Having understood this simple scenario, we now go back to address the complexities associated with noise in acquisition, planning and execution, in addition to the noise in the turning angle distribution θ*. To address this, we use numerical simulations with the acquisition error ϵd≠0, the error amplification associated with attention A>1, and ask how the agent must optimize the attention span τ≠1 and the threshold activation angle for reorientation θa to minimize the cost

 
 

We use the covariance matrix adaptation algorithm (CMA–ES) to determine the optimal strategy, where given a set (θ*,A,ϵd), we determine the optimal set (θa,τ). The CMA-ES is a stochastic derivative-free optimization method for nonlinear or non-convex continuous optimization problems.

 
 

We have posed and solved an optimization problem of geocentric navigation interspersed by egocentric cue integration.
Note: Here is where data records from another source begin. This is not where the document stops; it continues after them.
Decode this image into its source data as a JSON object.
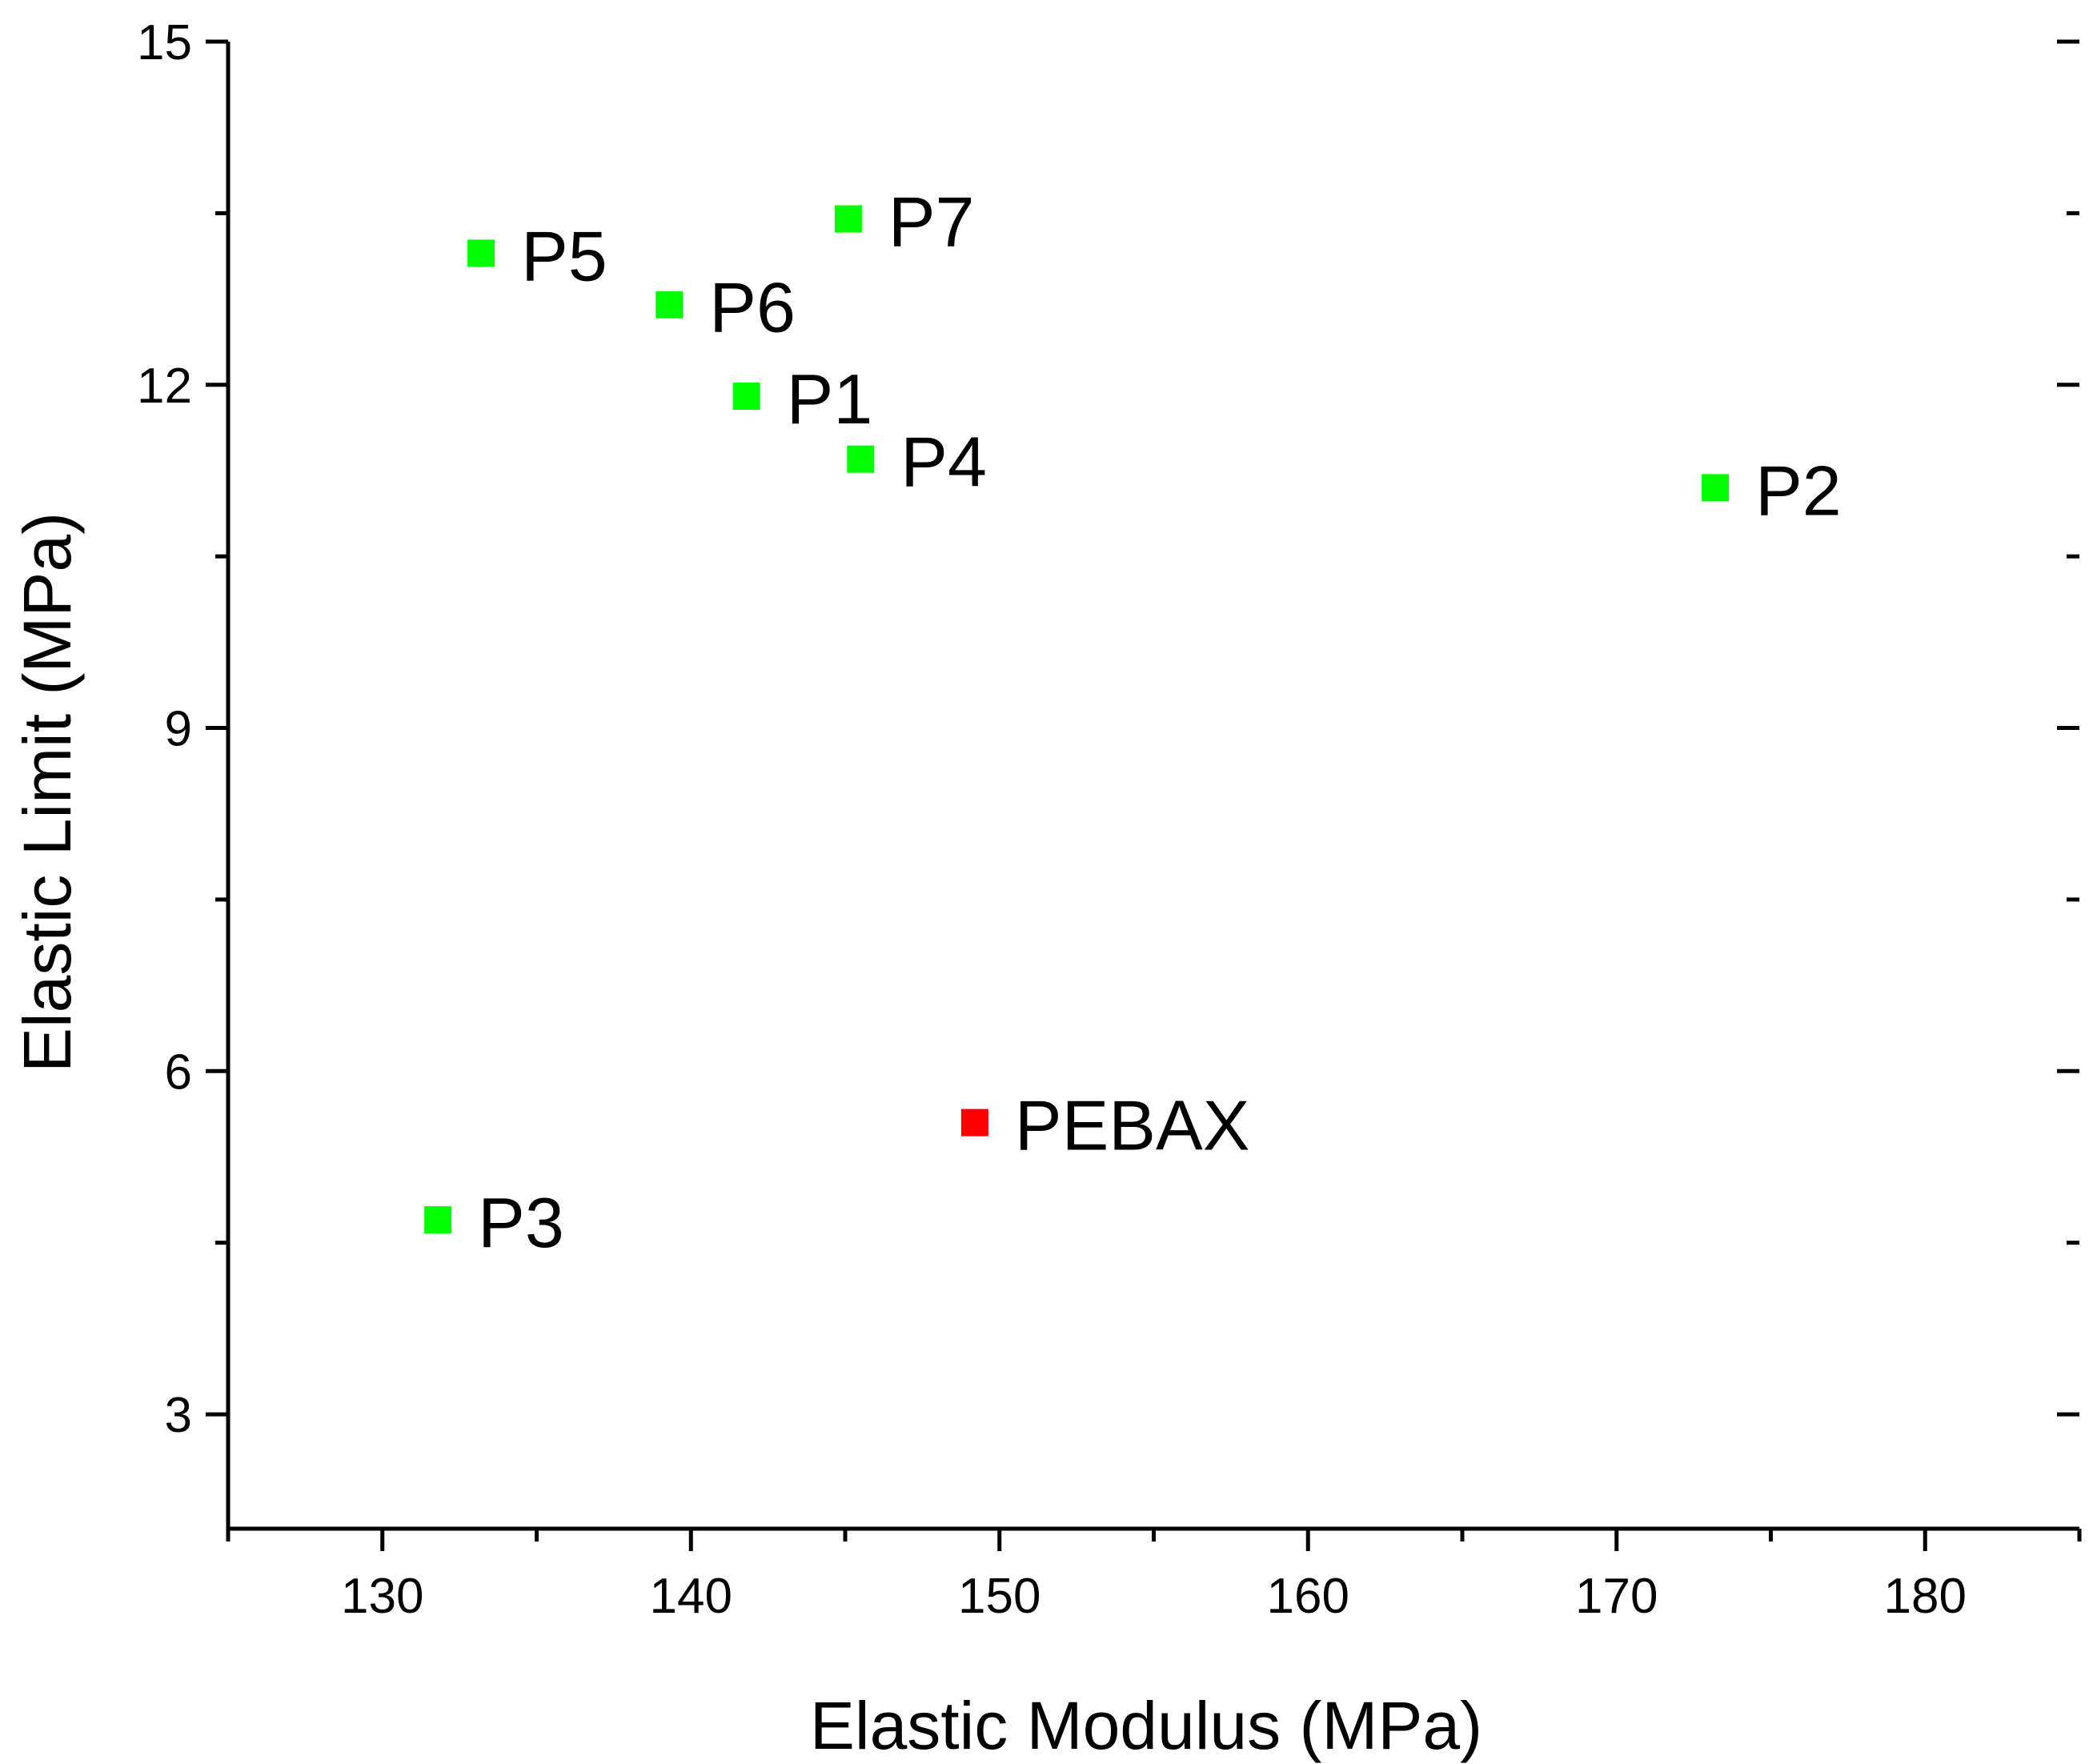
{
  "chart_data": {
    "type": "scatter",
    "title": "",
    "xlabel": "Elastic Modulus (MPa)",
    "ylabel": "Elastic Limit (MPa)",
    "xlim": [
      125,
      185
    ],
    "ylim": [
      2,
      15
    ],
    "x_ticks": [
      130,
      140,
      150,
      160,
      170,
      180
    ],
    "x_minor_ticks": [
      125,
      135,
      145,
      155,
      165,
      175,
      185
    ],
    "y_ticks": [
      3,
      6,
      9,
      12,
      15
    ],
    "y_minor_ticks": [
      4.5,
      7.5,
      10.5,
      13.5
    ],
    "grid": false,
    "points": [
      {
        "label": "P1",
        "x": 141.8,
        "y": 11.9,
        "color": "#00ff00"
      },
      {
        "label": "P2",
        "x": 173.2,
        "y": 11.1,
        "color": "#00ff00"
      },
      {
        "label": "P3",
        "x": 131.8,
        "y": 4.7,
        "color": "#00ff00"
      },
      {
        "label": "P4",
        "x": 145.5,
        "y": 11.35,
        "color": "#00ff00"
      },
      {
        "label": "P5",
        "x": 133.2,
        "y": 13.15,
        "color": "#00ff00"
      },
      {
        "label": "P6",
        "x": 139.3,
        "y": 12.7,
        "color": "#00ff00"
      },
      {
        "label": "P7",
        "x": 145.1,
        "y": 13.45,
        "color": "#00ff00"
      },
      {
        "label": "PEBAX",
        "x": 149.2,
        "y": 5.55,
        "color": "#ff0000"
      }
    ]
  }
}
In the simplest setting, we find that the optimal reorientation interval is inversely proportional to the environmental noise and is invariant to sensory acquisition noise. In more complex settings, our study highlights the variations in the optimal navigation strategy that balances accuracy, speed and effort. Our study might well be generalizable more broadly to animal navigation, and perhaps even artificial vehicular navigational situations, all of which use egocentric and geocentric cues with varying attention to create optimal strategies that balance accuracy and efficiency in the presence of noise, and additional constraints such as finite cognitive bandwidth.

To learn more about this work, read our paper:

O.Peleg, L. Mahadevan

Optimal switching between geocentric and egocentric strategies in navigation

R. Soc. Open Sci., 3, 160128 (2016)

Future directions include linking our model predictions to experimental observations, in collaboration with Prof. M. Dacke (Lund University). We do so by systematically modifying the ground roughness on which the beetles are navigating (using hurdles at different spacing, the reliability of the navigational cues, and memory degradation of the beetles.